In a statement that was nearly identical to that of its April rate hike, the bank said it had weighed risks to inflation and the still uncertain signs as to what extent Brazil's economic boom is slowing.
The bank said that, as a result, it believed that the "most adequate strategy" to bring inflation back down to the center of its target range next year was tight monetary policy "for a sufficiently prolonged period."
Keeping that phrase "makes it understood that the central bank is really going after the inflation target, at least in 2012, and that we can expect another rate hike in July," said Clodoir Vieira, the chief economist at the Souza Barros brokerage.
While monthly inflation is slowing after a surge on higher commodity prices and strong demand, 12-month inflation remains above the upper limit of the government's target, reaching 6.55 percent in May.

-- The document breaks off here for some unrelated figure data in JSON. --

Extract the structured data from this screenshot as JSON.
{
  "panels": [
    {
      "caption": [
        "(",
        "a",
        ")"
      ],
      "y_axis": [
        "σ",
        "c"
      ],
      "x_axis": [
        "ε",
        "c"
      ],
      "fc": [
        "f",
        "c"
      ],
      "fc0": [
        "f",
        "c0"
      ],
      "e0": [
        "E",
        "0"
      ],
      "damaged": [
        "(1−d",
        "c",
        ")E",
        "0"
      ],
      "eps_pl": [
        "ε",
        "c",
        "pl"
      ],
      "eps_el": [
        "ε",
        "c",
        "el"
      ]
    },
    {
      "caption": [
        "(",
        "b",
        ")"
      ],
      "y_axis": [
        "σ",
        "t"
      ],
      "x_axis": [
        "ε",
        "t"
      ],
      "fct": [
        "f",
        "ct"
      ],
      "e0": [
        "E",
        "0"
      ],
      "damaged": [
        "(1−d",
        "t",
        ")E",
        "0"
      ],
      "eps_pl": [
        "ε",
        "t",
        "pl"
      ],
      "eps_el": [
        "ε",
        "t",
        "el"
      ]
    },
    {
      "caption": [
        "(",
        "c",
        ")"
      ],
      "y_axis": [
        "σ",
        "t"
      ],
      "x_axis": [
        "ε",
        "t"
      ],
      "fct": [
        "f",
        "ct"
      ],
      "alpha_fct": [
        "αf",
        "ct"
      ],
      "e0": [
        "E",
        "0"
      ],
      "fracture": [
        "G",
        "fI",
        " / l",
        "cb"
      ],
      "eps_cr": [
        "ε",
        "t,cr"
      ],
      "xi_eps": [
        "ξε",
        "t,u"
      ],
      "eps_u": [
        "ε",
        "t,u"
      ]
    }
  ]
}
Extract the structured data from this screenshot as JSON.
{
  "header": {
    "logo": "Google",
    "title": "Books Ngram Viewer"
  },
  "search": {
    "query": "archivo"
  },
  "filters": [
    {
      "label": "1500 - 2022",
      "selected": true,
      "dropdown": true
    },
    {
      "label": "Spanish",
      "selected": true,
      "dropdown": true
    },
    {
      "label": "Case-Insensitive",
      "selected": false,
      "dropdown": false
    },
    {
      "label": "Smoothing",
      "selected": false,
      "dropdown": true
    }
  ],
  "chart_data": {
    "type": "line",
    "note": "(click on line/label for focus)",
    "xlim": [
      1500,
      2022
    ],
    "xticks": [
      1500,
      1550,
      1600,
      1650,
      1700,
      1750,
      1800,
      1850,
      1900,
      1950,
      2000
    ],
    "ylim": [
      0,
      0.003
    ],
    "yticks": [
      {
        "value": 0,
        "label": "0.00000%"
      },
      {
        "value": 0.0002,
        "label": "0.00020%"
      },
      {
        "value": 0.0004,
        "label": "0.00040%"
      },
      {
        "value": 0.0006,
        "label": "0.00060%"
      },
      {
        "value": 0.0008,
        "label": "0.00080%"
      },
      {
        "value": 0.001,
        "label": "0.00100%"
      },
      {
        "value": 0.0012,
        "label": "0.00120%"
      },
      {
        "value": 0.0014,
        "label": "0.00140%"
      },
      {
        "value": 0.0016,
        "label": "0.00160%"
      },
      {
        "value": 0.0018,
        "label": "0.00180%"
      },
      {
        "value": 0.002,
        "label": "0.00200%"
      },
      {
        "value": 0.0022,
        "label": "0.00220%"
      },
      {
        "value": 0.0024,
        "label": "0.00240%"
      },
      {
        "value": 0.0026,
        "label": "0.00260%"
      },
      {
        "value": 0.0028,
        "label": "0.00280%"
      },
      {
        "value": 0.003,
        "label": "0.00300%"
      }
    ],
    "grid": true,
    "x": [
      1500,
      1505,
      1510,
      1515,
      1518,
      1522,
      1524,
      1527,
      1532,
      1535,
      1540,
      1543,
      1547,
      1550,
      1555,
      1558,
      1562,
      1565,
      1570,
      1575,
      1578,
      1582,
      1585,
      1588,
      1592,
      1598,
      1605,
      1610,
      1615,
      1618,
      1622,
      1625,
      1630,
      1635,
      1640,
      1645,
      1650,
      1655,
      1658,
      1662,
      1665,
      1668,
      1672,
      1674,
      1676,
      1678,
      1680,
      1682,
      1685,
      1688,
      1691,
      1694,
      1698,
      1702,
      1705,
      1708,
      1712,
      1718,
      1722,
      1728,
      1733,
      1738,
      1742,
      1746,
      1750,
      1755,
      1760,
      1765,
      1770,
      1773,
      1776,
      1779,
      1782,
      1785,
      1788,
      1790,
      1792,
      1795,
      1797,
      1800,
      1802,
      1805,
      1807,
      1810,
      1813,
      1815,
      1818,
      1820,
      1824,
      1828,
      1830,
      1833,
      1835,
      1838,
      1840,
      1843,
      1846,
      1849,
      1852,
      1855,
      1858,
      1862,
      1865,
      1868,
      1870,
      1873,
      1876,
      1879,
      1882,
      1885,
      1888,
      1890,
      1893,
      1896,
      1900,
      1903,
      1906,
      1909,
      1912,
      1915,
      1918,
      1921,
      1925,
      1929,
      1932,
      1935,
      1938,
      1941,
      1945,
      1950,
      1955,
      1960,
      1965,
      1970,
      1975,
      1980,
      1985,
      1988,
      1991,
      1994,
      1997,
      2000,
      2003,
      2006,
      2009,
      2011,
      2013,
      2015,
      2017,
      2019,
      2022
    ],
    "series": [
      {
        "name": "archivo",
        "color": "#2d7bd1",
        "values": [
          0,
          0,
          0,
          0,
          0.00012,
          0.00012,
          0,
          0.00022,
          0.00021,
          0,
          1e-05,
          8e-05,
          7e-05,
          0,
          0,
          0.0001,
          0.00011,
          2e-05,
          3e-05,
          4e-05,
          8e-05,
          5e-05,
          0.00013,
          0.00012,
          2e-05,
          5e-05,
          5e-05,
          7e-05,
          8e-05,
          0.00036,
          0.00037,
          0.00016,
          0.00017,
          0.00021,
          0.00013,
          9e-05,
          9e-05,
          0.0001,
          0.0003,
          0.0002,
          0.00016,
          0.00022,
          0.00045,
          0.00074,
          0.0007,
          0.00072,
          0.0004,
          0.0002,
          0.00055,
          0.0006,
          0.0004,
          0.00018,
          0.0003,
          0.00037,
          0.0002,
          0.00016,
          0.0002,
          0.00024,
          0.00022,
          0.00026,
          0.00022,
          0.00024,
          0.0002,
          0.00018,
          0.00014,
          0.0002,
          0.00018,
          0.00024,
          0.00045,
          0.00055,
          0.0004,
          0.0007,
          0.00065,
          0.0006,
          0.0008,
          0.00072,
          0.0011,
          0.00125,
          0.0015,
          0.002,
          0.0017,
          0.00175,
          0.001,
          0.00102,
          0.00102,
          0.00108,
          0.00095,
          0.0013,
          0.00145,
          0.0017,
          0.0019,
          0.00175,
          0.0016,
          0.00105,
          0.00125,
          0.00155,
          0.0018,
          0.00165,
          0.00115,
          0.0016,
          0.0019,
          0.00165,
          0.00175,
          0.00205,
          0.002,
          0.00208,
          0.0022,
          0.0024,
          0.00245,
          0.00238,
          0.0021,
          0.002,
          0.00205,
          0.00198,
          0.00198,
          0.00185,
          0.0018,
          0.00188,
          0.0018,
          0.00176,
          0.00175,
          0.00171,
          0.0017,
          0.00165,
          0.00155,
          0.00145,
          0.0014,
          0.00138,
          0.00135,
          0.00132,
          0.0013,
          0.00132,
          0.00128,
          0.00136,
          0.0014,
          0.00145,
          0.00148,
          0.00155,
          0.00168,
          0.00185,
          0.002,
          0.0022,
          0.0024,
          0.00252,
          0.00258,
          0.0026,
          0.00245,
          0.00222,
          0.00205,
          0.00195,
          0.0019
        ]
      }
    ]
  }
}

Central Bank President Alexandre Tombini has said the bank's policymakers are committed to ending the year with inflation as close as possible to the government target of 4.5 percent, plus or minus two percentage points.
Strong inflation puts Brazil among a group of powerhouse emerging markets, such as China and India, that are raising interest rates to try to control the price pressures that come with brisk growth.
In contrast, many developed markets, including the United States, find themselves trying to boost anemic growth by keeping interest rates ultra-low.